Le tribunal de commerce de Bordeaux, par un jugement du 8 janvier 2026, a condamné un prestataire logistique à verser des commissions à son apporteur d’affaires. Un contrat-cadre de partenariat commercial avait été conclu le 4 novembre 2020 entre les deux sociétés. L’apporteur avait présenté un prospect au prestataire, qui a finalement contracté directement avec lui sans l’en informer. La question de droit portait sur la violation des obligations contractuelles et le droit à commission malgré l’absence d’avenant formel. Le tribunal a retenu la responsabilité du prestataire et fixé l’indemnisation sur la base du chiffre d’affaires réel.
La violation de l’obligation de non-ingérence et d’information engage la responsabilité contractuelle du prestataire.

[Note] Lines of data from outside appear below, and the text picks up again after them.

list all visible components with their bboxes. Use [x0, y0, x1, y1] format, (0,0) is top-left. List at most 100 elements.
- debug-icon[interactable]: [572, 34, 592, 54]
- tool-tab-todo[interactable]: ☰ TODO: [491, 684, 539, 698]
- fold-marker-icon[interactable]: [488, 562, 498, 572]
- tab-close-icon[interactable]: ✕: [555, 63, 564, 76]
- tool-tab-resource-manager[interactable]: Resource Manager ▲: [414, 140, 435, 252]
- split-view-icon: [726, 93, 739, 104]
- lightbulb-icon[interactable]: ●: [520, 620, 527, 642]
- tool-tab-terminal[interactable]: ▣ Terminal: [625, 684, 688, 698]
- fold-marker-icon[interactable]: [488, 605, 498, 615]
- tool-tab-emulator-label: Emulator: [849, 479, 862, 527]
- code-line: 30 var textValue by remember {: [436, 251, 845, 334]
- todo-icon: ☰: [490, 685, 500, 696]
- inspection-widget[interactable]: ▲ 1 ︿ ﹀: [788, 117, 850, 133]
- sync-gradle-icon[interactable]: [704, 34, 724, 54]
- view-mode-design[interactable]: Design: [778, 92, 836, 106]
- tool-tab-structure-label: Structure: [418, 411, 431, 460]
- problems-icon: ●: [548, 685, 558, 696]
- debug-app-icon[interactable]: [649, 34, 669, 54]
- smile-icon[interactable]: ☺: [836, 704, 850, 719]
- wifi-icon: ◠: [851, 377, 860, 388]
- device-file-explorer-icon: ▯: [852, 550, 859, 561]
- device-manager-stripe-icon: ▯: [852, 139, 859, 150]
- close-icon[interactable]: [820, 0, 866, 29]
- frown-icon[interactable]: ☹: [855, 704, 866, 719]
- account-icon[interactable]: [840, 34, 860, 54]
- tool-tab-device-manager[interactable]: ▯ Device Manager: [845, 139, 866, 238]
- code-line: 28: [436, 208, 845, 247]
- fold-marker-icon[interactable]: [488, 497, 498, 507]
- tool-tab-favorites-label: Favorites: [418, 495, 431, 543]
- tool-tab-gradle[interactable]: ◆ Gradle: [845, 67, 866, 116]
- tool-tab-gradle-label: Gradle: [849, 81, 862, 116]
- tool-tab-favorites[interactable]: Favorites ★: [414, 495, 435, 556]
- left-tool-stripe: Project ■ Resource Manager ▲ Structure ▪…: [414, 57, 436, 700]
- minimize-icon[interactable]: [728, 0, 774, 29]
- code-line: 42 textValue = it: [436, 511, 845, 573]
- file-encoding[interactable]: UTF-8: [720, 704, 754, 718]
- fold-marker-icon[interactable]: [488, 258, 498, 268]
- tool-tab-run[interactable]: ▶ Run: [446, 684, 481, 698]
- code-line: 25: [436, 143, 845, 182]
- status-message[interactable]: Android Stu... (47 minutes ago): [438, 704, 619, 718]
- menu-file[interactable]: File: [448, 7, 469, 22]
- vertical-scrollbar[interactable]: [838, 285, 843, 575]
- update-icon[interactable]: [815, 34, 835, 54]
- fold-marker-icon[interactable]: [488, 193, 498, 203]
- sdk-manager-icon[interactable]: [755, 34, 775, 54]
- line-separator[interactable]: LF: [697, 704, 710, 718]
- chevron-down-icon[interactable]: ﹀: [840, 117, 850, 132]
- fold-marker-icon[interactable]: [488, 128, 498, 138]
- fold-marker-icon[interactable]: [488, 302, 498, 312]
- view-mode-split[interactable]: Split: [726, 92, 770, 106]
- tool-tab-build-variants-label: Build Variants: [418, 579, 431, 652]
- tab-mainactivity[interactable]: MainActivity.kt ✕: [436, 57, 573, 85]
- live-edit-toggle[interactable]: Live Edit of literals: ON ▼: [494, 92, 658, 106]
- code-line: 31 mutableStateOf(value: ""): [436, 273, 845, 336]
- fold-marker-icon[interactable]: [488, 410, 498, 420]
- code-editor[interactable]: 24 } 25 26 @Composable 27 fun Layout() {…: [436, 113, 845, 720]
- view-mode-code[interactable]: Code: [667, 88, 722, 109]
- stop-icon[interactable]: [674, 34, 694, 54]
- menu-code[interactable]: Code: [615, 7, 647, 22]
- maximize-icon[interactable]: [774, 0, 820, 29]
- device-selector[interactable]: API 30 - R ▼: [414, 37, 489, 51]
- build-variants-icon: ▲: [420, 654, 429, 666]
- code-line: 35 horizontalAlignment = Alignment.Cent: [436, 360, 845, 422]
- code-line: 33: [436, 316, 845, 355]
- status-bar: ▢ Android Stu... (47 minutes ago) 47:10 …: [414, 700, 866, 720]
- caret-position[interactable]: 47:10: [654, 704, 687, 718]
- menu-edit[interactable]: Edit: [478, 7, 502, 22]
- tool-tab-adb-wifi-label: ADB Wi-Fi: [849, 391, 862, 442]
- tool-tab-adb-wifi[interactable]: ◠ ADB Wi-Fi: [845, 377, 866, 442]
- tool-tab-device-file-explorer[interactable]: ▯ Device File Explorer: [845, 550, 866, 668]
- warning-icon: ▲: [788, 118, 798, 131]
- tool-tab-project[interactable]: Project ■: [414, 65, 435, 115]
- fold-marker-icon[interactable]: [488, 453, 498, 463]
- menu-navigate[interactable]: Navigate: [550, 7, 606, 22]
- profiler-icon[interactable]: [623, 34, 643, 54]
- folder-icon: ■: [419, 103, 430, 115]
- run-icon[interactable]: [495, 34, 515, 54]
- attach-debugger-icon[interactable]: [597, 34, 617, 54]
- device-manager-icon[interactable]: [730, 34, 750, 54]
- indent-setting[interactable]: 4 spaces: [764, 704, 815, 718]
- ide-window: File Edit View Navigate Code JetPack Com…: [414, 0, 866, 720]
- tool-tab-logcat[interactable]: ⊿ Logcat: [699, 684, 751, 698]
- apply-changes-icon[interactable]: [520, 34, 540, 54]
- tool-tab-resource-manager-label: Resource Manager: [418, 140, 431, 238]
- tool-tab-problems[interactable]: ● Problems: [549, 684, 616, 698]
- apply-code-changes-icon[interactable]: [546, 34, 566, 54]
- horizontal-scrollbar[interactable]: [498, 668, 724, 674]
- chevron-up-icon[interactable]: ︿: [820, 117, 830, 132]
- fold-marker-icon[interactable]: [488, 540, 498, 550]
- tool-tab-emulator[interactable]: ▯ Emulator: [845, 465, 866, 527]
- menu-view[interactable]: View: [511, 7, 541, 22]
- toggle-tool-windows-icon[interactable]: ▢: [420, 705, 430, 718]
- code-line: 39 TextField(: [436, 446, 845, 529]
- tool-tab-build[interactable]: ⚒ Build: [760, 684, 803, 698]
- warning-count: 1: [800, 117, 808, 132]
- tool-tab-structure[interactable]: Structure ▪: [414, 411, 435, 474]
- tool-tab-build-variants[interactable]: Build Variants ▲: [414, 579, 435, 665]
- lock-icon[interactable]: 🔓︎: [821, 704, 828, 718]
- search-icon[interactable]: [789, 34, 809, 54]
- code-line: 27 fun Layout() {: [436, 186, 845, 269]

Le tribunal constate que le prestataire a enfreint l’article 3 du contrat qui lui imposait de ne pas interférer dans la mission de l’apporteur. Il relève que le prestataire « ne démontre pas l’existence de cet appel d’offres » et qu’il « interférait dans la mission » en prenant contact avec le prospect (Sur ce, paragraphe 6). Cette décision affirme la valeur impérative des clauses de non-contournement dans les contrats d’entremise commerciale. Le juge consacre ainsi la protection de l’apporteur contre la captation directe du client par le partenaire.
L’absence d’avenant formel n’exclut pas la naissance d’un droit à commission pour l’apporteur.
Le tribunal estime qu’un avenant « s’est formé de facto » entre les parties à compter du début de la collaboration avec le prospect (Sur ce, paragraphe 9). Cette solution écarte l’argument du prestataire selon lequel l’absence d’écrit privait l’apporteur de toute rémunération. La portée de ce raisonnement est de sanctionner la mauvaise foi du cocontractant qui se prévaut de sa propre carence pour éluder ses dettes. Le juge se fonde sur l’équité et la commune intention des parties pour reconstituer le contrat.
Le calcul de l’indemnité repose sur le chiffre d’affaires réel et non sur les projections de l’apporteur.
Le tribunal rejette la méthode de calcul de l’apporteur fondée sur des hypothèses et retient le chiffre d’affaires attesté par le prestataire via une note en délibéré. Il projette ce montant sur les années suivantes pour fixer la somme due à 139.772 euros. Cette approche démontre la rigueur probatoire exigée en matière de préjudice commercial. La portée de cette décision est d’inciter les parties à documenter précisément leurs relations d’affaires pour faciliter l’évaluation des commissions.